Comentário de CELIA APARECIDA COSTA MARTINS

Olá Felipe!!!
Gostei muito da sua história você teve o privilégio de contar com a  motivação  da família. Pesquisas mostram que quando mais cedo se começa ler maiores são as chances de se tornar um leitor assíduo.

Depoimento de VERA LIGIA DO CARMO FURLAN

Fui criada em uma família de não leitores. Mesmo assim ,comecei a cultivar o hábito da leitura. Gostava de gibis e revista Sabrina. O livro "A Ilha Perdida' marcou a minha infância.

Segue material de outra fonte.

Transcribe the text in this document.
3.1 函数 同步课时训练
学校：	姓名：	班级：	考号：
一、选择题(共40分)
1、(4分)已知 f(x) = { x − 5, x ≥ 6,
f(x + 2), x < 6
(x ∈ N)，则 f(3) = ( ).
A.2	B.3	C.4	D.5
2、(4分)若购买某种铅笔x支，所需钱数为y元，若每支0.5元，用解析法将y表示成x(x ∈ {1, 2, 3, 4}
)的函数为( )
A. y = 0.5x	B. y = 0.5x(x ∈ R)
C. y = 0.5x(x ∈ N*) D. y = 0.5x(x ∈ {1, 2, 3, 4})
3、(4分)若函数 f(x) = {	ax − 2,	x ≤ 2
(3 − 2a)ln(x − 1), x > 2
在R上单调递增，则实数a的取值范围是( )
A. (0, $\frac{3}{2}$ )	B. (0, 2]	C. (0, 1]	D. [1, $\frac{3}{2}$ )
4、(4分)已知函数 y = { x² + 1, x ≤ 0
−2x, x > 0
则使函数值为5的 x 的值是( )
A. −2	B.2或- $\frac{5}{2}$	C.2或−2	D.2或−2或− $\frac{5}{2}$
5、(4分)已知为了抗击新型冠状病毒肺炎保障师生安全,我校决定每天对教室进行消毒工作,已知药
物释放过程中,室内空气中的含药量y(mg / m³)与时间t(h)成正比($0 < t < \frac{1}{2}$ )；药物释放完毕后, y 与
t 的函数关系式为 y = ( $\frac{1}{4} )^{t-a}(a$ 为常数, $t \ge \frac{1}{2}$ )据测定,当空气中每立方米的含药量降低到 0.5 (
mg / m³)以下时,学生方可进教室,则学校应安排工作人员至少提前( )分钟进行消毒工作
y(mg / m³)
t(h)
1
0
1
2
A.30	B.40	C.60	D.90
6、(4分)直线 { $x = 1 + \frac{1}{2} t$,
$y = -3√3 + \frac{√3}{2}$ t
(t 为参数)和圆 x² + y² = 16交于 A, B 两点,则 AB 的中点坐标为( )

Depoimento de Felipe Luz de Oliveira

Minhas primeiras lembranças de leitura são que, ainda na infância, eu adorava e devorava livros que falavam sobre animais. Talvez isso influenciou minha escolha por ir estudar biologia, pois despertou minha paixão pelos animais. Me lembro que toda semana meu pai comprava e me presenteava com livros que falavam dos animais, e eu lia todos diversas vezes, ansioso para ganhar o próximo livro, alguns dos quais tenho guardado até hoje no porão da minha casa.
Já na escrita, me lembro de ter ganhado uma medalha de primeiro lugar no campeonato de poesia em minha sala de aula da 2ª série, sala da tia Izabel. No meu poema falava das aventuras de um menino em um dia do nascer ao pôr do sol, que pegava sua bicicleta e ia até as montanhas para conhecer amigos. No entanto, sem dúvida quem me influenciou o gosto pela leitura e escrita foi meu avô Edmur. Eu ficava encantado com as palavras cruzadas que ele fazia, e um dia ele resolveu me ensinar a fazer, atividade que realizo até hoje. Meu avô me ensino a resolver os desafios de Rébus, uma atividade de leitura de imagens deliciosa de se fazer.
No ensino fundamental II eu lia todos os livros que as professoras recomendavam e cobravam em provas, e até alguns outros, principalmente os da coleção Vaga-Lume os da série de Os Karas, que eu adorava. Os livros que me marcaram essa época foram A Ilha, o Escaravelho do Diabo e a Droga da Obediência.
No ensino médio, confesso que não gostava nem um pouco de livros de literatura, e não gosto até hoje. Eu juro que tentava lê-los, mas abandonava no meio do caminho. Mas nem por isso deixava de ler; nessa época o que eu mais lia era o Sítio do Pica Pau Amarelo, de Monteiro Lobato. Toda semana minha mãe trazia um livro diferente da sua escola pra eu ler.
Já no fim da minha adolescência, a série em que comecei a me interessar (e que me viciei, diga-se de passagem) foi a do Harry Potter, de J. K. Rolling. Li todos os livros, alguns até duas ou três vezes, e esperava ansiosamente pelo lançamento dos livros da série. Além disso, também gosto muito da leitura de outros autores, como Agatha Christie, Sidney Sheldon (esse influenciado por minha mãe) e Sir Arthur Connan Doyle, autor dos suspenses policiais da série de Sherlock Holmes. Atualmente meu autor preferido é Dan Brown, da série O Código da Vinci, e no momento estou lendo Anjos e Demônios.
Enfim, sou daqueles que a primeira coisa que faço quando chego para trabalhar em minha escola é abrir a Folha de São Paulo, e leio tudo o que vejo em minha frente: jornais, revistas, notícias na internet etc. Acredito que o conhecimento e a sabedoria que a leitura trás na vida de uma pessoa são coisas que te fazem crescer e que você levará por resto de sua vida, coisas que ninguém nunca irá tirara de você, e que te ajudarão a construir sua personalidade e sua opinião acerca dos mais diversos assuntos.